On March 13, 2013, an adolescent returning from a holiday in London brought the measles virus to New York City. Once home, this individual sparked an outbreak that infected 58 people, and exposed 3,351 to the virus in New York’s largest outbreak in 20 years. One miscarriage was attributed to infection, a child was born with the disease and another got pneumonia as a complication. Staff from the New York City Department of Health and Mental Hygiene (DOHMH) sprang into action. They interviewed patients’ families to establish symptoms and learn who they had been in contact with, conducted testing of serum samples for measles-specific antibodies, and administered vaccines to potential exposure cases.
By calculating the resources that went into preventing the outbreak from growing further, a paper in JAMA Pediatrics provides a good indication of the cost of similar outbreaks.

First author Dr Jennifer Rosen of DOHMH reports 10,054 hours of staff time were taken up, with a cost of $394,448 to the Department, all of which had to be diverted from other uses.

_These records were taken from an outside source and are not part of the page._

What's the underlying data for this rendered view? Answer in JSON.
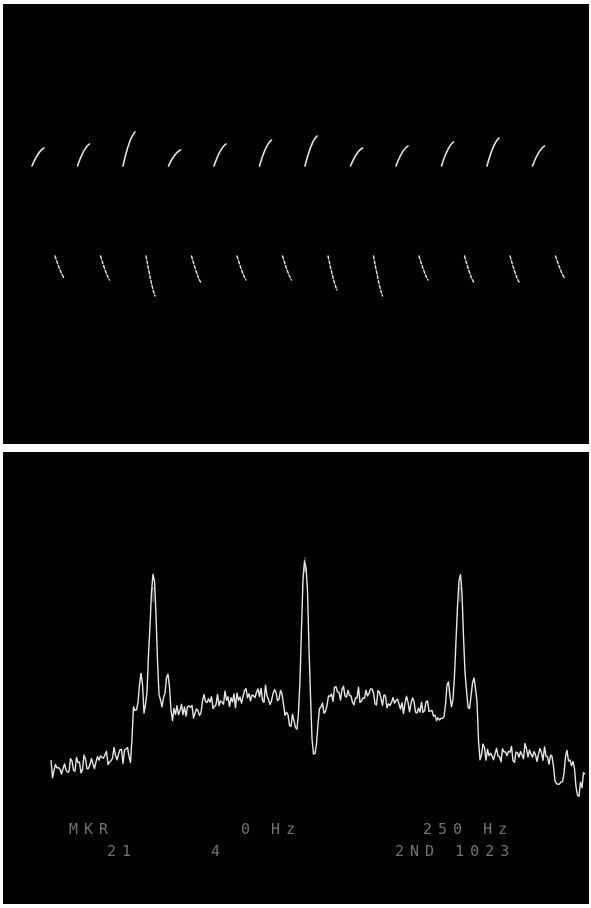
{
  "colors": {
    "background": "#000000",
    "trace": "#e6e6e6",
    "readout_text": "#9a9a9a",
    "page": "#ffffff"
  },
  "waveform": {
    "cycles": 12,
    "upper_segments": 12,
    "lower_segments": 12
  },
  "spectrum": {
    "marker_peaks": 3,
    "readout": {
      "row1_left": "MKR",
      "row1_mid": "0 Hz",
      "row1_right": "250 Hz",
      "row2_left": "21",
      "row2_mid": "4",
      "row2_right": "2ND 1023"
    }
  }
}
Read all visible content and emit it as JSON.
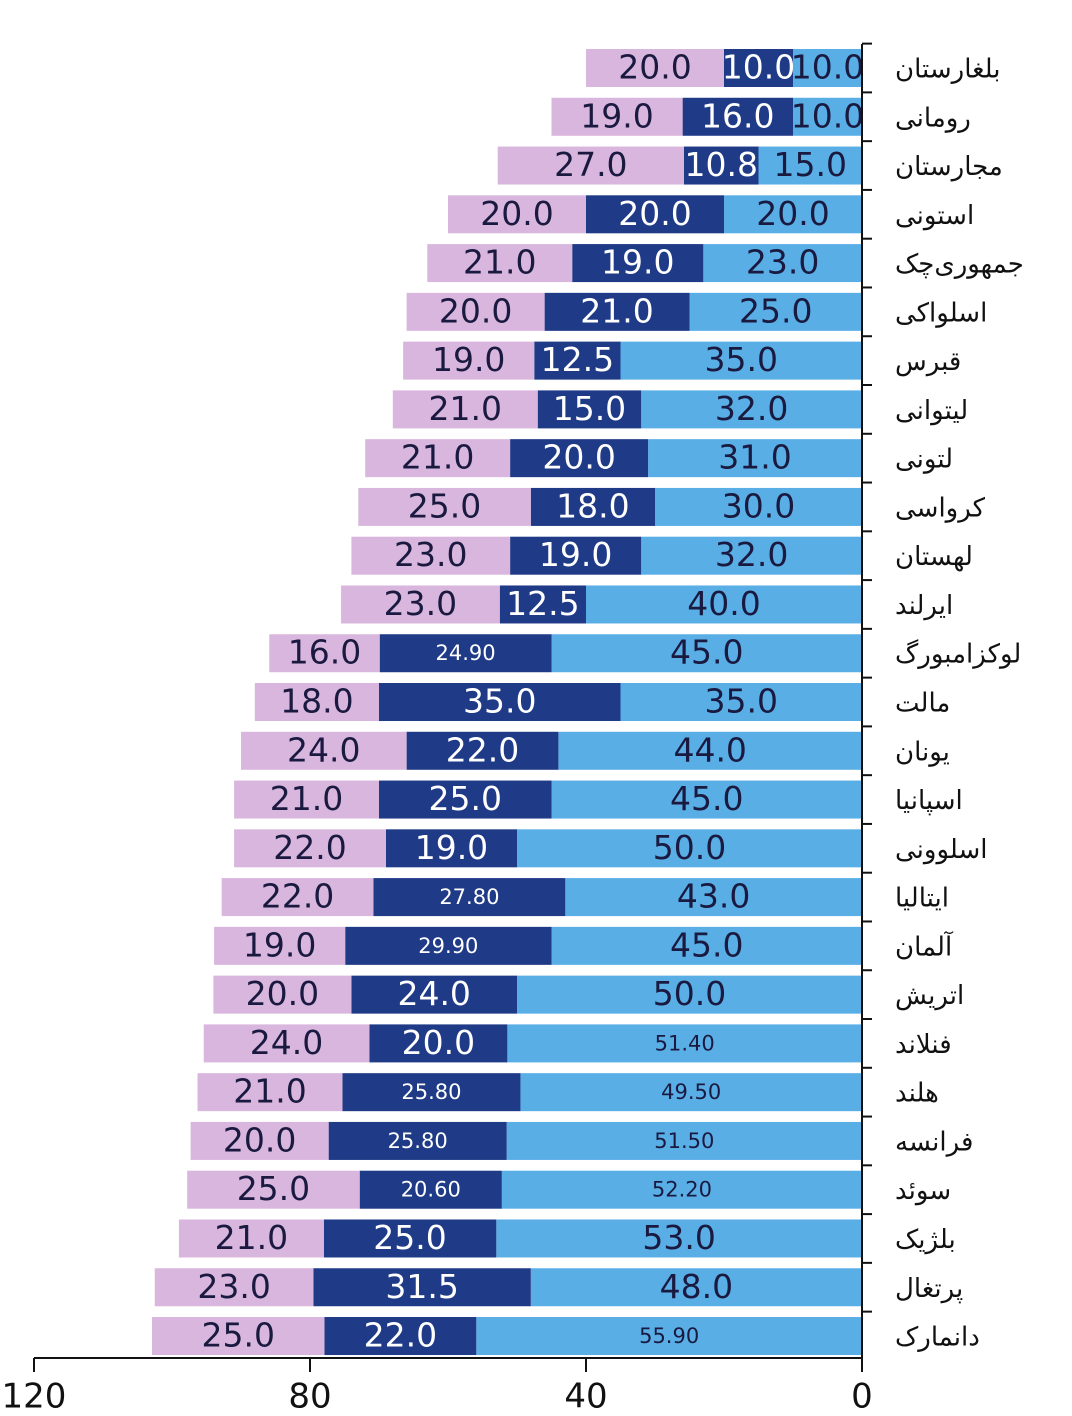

An accompanying editorial notes health departments in smaller cities would be unable to muster similar resources.
In 2014, the United States had 667 measles cases, the highest number since the disease was locally eliminated in 2000. Since that elimination, outbreaks have, as in New York, involved an individual bringing the disease back from another country. Halfway through 2018, it is closing on being the biggest year of measles since 2014.
Even scaled for cases in big years, Rosen’s estimate of costs may not seem terribly alarming – it’s tiny compared to the cost of bringing a new medication to market, for example.
However, this is just the cost to the overstretched public health system – something that must be borne by society through paying your taxes. It doesn’t include the cost of treating those infected, nor days off work for parents.
All but one of those infected were unvaccinated, most because their parents had refused, but 12 because they were too young. A small increase in the non-vaccination rate would have sparked more infections, and more carriers to infect others, turning a controlled outbreak into an epidemic, with skyrocketing costs, again funded by society.
Anti-vaxxers argue the decision not to vaccinate is a private one, but so far none have offered to cover these public costs.